De plus, le fait de ne pas faire le dépistage de la violence lors de l’entretien téléphonique initial avec chaque conjoint suscite quelques préoccupations : sans avoir un premier aperçu de la situation et s’assurer que les parents sont à l’aise d’être en présence l’un de l’autre, il pourrait y avoir des risques pour la personne violentée pendant ou à la suite de la première entrevue conjointe de médiation. Le protocole de dépistage de la violence lors de l’entretien téléphonique initial avec chaque conjoint permet de faire un premier filtrage des dossiers pour lesquels la médiation familiale serait peu recommandée et d’orienter ces dossiers vers les ressources appropriées. Aussi, grâce à cet entretien téléphonique, le médiateur peut s’assurer qu’il a bel et bien l’expertise nécessaire pour accompagner adéquatement les parents dans leur situation.

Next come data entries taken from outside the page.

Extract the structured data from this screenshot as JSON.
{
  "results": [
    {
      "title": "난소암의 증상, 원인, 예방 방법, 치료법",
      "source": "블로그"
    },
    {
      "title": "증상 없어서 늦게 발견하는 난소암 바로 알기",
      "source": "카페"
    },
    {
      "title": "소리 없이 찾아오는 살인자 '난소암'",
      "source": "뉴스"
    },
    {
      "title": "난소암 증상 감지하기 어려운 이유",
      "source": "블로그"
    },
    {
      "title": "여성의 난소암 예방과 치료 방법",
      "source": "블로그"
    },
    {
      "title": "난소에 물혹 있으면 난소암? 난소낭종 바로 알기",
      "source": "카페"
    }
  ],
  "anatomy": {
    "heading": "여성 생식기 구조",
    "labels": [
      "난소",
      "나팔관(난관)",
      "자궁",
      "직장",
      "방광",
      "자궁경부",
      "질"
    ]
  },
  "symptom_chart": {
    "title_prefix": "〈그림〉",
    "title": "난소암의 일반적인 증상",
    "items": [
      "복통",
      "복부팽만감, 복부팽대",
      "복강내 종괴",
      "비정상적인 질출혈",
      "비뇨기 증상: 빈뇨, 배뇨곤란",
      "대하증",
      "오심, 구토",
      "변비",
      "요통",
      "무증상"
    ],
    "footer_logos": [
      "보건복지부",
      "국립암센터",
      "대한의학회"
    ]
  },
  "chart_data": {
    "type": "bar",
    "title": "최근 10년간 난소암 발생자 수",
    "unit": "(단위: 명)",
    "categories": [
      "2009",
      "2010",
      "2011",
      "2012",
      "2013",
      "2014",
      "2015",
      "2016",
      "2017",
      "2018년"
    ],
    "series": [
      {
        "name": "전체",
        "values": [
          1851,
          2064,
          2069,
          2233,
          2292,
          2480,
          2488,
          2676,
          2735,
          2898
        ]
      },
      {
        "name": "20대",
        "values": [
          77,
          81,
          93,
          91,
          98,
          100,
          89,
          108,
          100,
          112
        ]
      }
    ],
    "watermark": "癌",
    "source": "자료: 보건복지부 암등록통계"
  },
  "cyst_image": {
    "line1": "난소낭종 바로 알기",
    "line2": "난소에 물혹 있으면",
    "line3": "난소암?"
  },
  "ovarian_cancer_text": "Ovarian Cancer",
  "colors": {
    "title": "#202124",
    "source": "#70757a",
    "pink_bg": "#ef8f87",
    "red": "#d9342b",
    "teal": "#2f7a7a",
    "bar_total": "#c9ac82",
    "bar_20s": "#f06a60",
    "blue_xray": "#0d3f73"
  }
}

La majorité des médiateurs avaient peu ou pas de recommandation concernant les outils de dépistage proposés par le COAMF. Toutefois, certains médiateurs considèrent qu’il pourrait être pertinent de développer des grilles plus succinctes et plus adaptées à la réalité des médiateurs, qui font face à un temps limité pour aider les parents à conclure une entente à l’égard de plusieurs différends en lien avec leur séparation.